Let's compare:
from subprocess import check_output
def wc(filename):
return int(check_output(["wc", "-l", filename]).split()[0])
def native(filename):
c = 0
with open(filename) as file:
while True:
chunk = file.read(10 ** 7)
if chunk == "":
return c
c += chunk.count("\n")
def iterate(filename):
with open(filename) as file:
for i, line in enumerate(file):
pass
return i + 1
Go go timeit function!
from timeit import timeit
from sys import argv
filename = argv[1]
def testwc():
wc(filename)
def testnative():
native(filename)
def testiterate():
iterate(filename)
print "wc", timeit(testwc, number=10)
print "native", timeit(testnative, number=10)

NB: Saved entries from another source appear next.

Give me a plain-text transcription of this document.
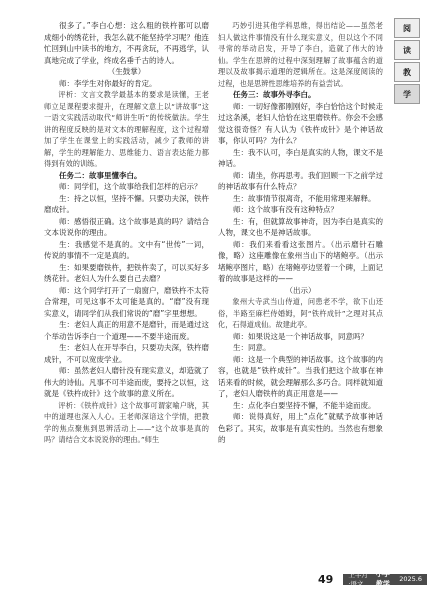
很多了。”李白心想：这么粗的铁杵都可以磨成细小的绣花针，我怎么就不能坚持学习呢？他连忙回到山中读书的地方，不再贪玩，不再逃学，认真地完成了学业，终成名垂千古的诗人。

（生鼓掌）

师：李学生对你最好的肯定。

评析：文言文教学最基本的要求是读懂，王老师立足课程要求提升，在理解文意上以“讲故事”这一语文实践活动取代“师讲生听”的传统做法。学生讲的程度反映的是对文本的理解程度，这个过程增加了学生在课堂上的实践活动，减少了教师的讲解，学生的理解能力、思维能力、语言表达能力都得到有效的训练。

任务二：故事里懂李白。

师：同学们，这个故事给我们怎样的启示？

生：持之以恒，坚持不懈。只要功夫深，铁杵磨成针。

师：感悟很正确。这个故事是真的吗？请结合文本说说你的理由。

生：我感觉不是真的。文中有“世传”一词，传说的事情不一定是真的。

生：如果要磨铁杵，把铁杵卖了，可以买好多绣花针。老妇人为什么要自己去磨？

师：这个同学打开了一扇窗户，磨铁杵不太符合常理，可见这事不太可能是真的。“磨”没有现实意义，请同学们从我们常说的“磨”字里想想。

生：老妇人真正的用意不是磨针，而是通过这个举动告诉李白一个道理——不要半途而废。

生：老妇人在开导李白，只要功夫深，铁杵磨成针，不可以宽废学业。

师：虽然老妇人磨针没有现实意义，却造就了伟大的诗仙。凡事不可半途而废，要持之以恒，这就是《铁杵成针》这个故事的意义所在。

评析：《铁杵成针》这个故事可谓家喻户晓，其中的道理也深入人心。王老师深谙这个学情，把教学的焦点聚焦到思辨活动上——“这个故事是真的吗？请结合文本说说你的理由。”师生

巧妙引进其他学科思维，得出结论——虽然老妇人做这件事情没有什么现实意义，但以这个不同寻常的举动启发，开导了李白，造就了伟大的诗仙。学生在思辨的过程中深刻理解了故事蕴含的道理以及故事揭示道理的逻辑所在。这是深度阅读的过程，也是思辨性思维培养的有益尝试。

任务三：故事外寻李白。

师：一切好像都刚刚好，李白恰恰这个时候走过这条溪，老妇人恰恰在这里磨铁杵。你会不会感觉这很奇怪？有人认为《铁杵成针》是个神话故事，你认可吗？为什么？

生：我不认可，李白是真实的人物，课文不是神话。

师：请坐，你再思考。我们回顾一下之前学过的神话故事有什么特点？

生：故事情节很离奇，不能用常理来解释。

师：这个故事有没有这种特点？

生：有，但就算故事神奇，因为李白是真实的人物，课文也不是神话故事。

师：我们来看看这张图片。（出示磨针石雕像，略）这座雕像在象州当山下的堵鲍亭。（出示堵鲍亭图片，略）在堵鲍亭边竖着一个碑，上面记着的故事是这样的——

（出示）

象州大寺武当山侍道，问患老不学，欲下山还俗，半路至麻栏侍婚姆，阿“铁杵成针”之理对其点化，石得道成仙。故建此亭。

师：如果说这是一个神话故事，同意吗？

生：同意。

师：这是一个典型的神话故事。这个故事的内容，也就是“铁杵成针”。当我们把这个故事在神话来看的时候，就会理解那么多巧合。同样就知道了，老妇人磨铁杵的真正用意是——

生：点化李白要坚持不懈，不能半途而废。

师：说得真好，用上“点化”就赋予故事神话色彩了。其实，故事是有真实性的。当然也有想象的

阅
读
教
学
49 上半月·语文
小学教学	2025.6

print "iterate", timeit(testiterate, number=10)
Result:
wc 1.25185894966
native 2.47028398514
iterate 2.40715694427
So, wc is about twice as fast on a 150 MB compressed files with ~500 000 linebreaks, which is what I tested on. However, testing on a file generated with seq 3000000 >bigfile, I get these numbers:
wc 0.425990104675
native 0.400163888931
iterate 3.10369205475
Hey look, python FTW! However, using longer lines (~70 chars):
wc 1.60881590843
native 3.24313092232
iterate 4.92839002609
So conclusion: it depends, but wc seems to be the best bet allround.